Le call d’action, à ce prix, va dans le sens du “bear”.

La raison n’est pas que l’histoire concernant le taureau soit fausse. C’est plutôt que cette histoire n’a pas encore eu lieu, et le prix de l’action exige que cela se produise. Les pertes d’exploitation du deuxième trimestre ne sont pas surprenantes – c’est un résultat typique des années de transition, comme l’avait prévu l’entreprise. Ce qui est surprenant, c’est l’élargissement de la capacité de crédit de 46,3 millions de dollars. Cela introduit un risque de refinancement dans le même trimestre où l’exécution de South Pit est particulièrement importante. Le “taureau” n’a pas besoin que le prix de l’or chute ou que la mine échoue. Le “taureau” a besoin d’une seule variable : le prix de l’or, sa qualité, le moment de l’opération, ou encore les dettes. Si cette variable ne correspond pas aux attentes, alors le multiple de flux de trésorerie gratuit lié à ce capital marché devient peu attrayant.

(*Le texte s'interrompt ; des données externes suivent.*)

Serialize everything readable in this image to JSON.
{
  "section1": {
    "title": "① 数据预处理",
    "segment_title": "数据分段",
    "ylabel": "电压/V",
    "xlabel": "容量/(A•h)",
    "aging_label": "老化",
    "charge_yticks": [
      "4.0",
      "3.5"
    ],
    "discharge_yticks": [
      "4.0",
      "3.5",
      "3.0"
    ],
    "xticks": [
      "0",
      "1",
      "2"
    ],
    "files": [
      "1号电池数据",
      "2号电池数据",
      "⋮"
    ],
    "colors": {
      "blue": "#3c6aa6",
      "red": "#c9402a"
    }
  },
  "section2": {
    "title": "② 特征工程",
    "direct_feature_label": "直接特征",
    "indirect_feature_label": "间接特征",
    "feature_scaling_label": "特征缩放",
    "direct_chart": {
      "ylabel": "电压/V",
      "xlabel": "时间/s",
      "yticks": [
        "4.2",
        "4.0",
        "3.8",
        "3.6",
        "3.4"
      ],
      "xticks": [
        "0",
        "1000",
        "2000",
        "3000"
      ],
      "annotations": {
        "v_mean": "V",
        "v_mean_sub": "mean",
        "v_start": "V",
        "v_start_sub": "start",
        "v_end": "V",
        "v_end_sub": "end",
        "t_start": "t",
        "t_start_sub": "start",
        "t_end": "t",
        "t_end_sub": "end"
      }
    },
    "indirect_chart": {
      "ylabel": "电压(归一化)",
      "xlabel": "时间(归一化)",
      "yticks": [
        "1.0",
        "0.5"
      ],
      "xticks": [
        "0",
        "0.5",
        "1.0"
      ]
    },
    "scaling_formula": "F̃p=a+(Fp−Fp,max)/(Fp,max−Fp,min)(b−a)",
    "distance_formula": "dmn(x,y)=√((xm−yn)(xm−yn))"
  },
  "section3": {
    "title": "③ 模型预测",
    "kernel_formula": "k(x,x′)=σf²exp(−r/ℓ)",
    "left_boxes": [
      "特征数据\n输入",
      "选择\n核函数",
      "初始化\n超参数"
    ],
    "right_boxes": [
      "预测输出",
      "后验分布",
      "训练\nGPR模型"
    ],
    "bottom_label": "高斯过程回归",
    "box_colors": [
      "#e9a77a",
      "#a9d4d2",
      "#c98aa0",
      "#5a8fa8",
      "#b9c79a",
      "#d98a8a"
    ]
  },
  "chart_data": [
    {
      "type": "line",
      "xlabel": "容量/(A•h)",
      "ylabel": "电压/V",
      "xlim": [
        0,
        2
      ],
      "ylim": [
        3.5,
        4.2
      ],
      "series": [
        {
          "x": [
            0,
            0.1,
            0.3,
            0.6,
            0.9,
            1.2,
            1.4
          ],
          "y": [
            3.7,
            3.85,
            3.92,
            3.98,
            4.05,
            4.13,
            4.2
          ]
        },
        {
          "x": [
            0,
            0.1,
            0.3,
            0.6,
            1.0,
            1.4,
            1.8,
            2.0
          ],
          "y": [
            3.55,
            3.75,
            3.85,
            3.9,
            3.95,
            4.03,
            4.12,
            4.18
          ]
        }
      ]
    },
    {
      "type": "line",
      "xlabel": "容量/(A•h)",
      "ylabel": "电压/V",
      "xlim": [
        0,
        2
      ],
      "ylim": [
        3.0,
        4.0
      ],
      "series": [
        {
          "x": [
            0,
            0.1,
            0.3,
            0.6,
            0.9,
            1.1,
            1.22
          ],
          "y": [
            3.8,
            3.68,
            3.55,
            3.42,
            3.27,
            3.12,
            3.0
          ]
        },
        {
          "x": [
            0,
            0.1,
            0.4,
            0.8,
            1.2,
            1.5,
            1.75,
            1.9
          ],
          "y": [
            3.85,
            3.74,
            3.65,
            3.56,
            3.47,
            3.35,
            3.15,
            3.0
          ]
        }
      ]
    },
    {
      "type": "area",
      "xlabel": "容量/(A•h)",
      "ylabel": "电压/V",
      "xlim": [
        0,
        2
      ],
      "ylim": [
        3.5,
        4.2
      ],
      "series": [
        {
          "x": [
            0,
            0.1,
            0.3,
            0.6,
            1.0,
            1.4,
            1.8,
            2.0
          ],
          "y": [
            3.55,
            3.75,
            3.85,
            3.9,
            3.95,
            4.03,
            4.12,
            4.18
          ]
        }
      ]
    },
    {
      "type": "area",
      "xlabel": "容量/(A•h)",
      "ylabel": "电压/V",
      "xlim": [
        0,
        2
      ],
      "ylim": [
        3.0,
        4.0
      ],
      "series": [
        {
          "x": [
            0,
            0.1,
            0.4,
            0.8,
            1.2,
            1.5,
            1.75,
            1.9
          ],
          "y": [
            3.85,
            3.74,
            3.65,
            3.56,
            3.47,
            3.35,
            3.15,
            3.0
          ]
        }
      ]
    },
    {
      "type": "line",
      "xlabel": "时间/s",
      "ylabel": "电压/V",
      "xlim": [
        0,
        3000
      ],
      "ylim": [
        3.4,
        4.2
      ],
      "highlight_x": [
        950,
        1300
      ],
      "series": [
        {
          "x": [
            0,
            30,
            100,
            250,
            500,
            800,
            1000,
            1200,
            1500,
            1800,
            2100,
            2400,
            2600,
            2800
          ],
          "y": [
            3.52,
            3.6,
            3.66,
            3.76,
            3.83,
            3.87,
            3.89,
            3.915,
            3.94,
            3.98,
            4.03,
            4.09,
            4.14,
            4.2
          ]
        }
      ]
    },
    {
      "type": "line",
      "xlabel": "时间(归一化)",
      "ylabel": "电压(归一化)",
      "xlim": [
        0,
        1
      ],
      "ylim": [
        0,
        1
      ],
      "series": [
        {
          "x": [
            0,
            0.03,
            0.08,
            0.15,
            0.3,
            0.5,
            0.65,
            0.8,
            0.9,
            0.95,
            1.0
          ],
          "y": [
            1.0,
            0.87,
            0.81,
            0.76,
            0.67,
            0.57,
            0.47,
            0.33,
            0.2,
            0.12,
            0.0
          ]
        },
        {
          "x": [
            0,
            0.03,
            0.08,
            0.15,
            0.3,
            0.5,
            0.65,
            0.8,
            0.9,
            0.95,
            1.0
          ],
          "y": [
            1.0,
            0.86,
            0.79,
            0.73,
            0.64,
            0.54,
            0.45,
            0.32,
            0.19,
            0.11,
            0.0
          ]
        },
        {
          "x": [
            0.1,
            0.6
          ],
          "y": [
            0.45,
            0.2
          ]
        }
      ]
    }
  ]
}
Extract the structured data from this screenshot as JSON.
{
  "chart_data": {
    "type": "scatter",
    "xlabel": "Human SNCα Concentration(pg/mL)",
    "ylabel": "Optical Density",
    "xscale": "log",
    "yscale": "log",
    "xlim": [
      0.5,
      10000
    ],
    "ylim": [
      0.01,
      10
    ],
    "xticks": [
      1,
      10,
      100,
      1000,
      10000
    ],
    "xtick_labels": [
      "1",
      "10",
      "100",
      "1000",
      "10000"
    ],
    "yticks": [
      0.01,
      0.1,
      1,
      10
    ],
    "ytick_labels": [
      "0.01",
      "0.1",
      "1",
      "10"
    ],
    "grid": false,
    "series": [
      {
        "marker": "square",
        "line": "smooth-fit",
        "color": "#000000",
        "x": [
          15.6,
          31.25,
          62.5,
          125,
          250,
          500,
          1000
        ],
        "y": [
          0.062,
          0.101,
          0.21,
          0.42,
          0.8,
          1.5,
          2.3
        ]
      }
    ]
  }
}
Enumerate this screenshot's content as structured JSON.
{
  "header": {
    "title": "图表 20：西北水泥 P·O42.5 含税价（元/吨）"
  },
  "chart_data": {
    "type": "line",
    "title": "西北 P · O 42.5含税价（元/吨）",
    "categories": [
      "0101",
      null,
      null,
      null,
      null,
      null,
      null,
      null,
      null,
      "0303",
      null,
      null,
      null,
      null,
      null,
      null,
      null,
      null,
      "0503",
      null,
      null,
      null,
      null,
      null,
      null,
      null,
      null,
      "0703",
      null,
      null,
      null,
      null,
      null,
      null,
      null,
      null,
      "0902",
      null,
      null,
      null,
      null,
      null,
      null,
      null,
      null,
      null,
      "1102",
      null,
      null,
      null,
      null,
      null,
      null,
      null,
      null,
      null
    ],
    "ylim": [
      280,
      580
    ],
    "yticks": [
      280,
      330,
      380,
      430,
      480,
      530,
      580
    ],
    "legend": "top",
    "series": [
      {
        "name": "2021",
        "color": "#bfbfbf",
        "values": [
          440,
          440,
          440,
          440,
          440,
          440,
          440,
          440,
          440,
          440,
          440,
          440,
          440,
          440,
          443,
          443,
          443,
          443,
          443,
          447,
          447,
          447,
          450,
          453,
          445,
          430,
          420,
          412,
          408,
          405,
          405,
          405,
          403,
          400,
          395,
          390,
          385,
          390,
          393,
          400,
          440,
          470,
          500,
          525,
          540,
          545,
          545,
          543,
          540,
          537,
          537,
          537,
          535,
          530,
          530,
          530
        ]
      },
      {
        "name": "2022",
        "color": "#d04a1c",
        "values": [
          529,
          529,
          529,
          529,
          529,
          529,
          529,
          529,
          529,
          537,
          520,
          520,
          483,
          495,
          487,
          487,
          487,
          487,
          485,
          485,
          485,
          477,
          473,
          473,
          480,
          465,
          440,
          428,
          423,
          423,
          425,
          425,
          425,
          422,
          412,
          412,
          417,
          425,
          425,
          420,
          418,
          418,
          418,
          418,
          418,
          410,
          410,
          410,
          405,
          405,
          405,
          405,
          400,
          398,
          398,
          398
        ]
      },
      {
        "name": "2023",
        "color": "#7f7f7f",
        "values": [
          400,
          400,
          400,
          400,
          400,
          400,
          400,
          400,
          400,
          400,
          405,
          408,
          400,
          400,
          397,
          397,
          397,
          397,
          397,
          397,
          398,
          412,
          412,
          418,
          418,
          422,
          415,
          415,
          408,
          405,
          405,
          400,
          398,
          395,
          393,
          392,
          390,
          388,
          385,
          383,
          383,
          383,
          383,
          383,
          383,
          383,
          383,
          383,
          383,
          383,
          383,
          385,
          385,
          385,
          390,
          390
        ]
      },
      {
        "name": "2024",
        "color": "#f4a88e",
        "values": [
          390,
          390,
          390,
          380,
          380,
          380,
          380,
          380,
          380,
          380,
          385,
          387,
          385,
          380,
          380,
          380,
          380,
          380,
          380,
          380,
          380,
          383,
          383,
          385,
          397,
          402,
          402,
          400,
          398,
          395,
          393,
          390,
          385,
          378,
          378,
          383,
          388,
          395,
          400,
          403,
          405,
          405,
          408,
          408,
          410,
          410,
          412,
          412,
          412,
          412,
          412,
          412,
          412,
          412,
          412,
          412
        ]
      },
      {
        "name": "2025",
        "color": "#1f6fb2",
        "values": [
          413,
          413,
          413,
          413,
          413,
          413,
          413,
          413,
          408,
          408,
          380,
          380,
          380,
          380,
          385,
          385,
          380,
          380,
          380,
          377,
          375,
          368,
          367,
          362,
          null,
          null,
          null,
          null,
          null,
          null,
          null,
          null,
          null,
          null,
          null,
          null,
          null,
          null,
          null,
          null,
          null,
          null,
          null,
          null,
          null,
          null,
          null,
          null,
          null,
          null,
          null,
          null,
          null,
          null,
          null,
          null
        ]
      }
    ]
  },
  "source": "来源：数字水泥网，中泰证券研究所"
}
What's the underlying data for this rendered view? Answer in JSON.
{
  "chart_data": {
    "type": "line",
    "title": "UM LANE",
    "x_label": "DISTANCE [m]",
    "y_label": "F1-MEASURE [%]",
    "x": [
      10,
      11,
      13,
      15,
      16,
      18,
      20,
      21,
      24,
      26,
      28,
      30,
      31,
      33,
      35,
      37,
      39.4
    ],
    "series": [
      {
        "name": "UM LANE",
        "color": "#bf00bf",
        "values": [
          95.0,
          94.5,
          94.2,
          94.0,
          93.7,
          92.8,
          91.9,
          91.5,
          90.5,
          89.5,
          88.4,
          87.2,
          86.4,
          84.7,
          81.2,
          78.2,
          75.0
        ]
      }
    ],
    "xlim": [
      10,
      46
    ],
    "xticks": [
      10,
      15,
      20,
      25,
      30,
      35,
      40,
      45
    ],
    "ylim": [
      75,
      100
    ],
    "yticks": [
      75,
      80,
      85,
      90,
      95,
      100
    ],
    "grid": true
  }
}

Le cas du taureau porte la charge de la preuve à partir de ce point.

Tripwire :Si Contango annonce des distributions pour le quatrième trimestre 2026 ou pour l’année entière 2027 dans la fourchette supérieure indiquée (entre 165 millions et 175 millions de dollars), et si le solde du financement de crédit tombe en dessous de 20 millions de dollars d’ici décembre 2027, alors l’argument du “bear” s’effondre et les “bull calls” prennent le dessus. En revanche, si les distributions pour le quatrième trimestre 2026 sont nettement inférieures aux 48 millions à 54 millions de dollars annuels prévus par les projections, ou si l’entreprise annonce une prolongation du financement de crédit, le prix actuel offre déjà au “bear” un avantage qu’il prétend avoir.

L’événement suivant qui pourrait fournir des informations est le troisième rapport de production de la campagne. On s’attend à ce que les revenus nets pour Contango soient de 11 000 à 12 000 once d’or équivalente. Ce chiffre, combiné avec les prix de l’or à cette période, permettra de déterminer si la transition dans le puits sud respecte ses promesses en termes de rendement, ou si les bénéfices seront reportés jusqu’en 2028.

Tessa Rowan est une débatteuse dans le domaine des marchés de l’IA. Elle met en évidence les arguments les plus solides en faveur ou contre une action particulière… et tenue un registre des résultats.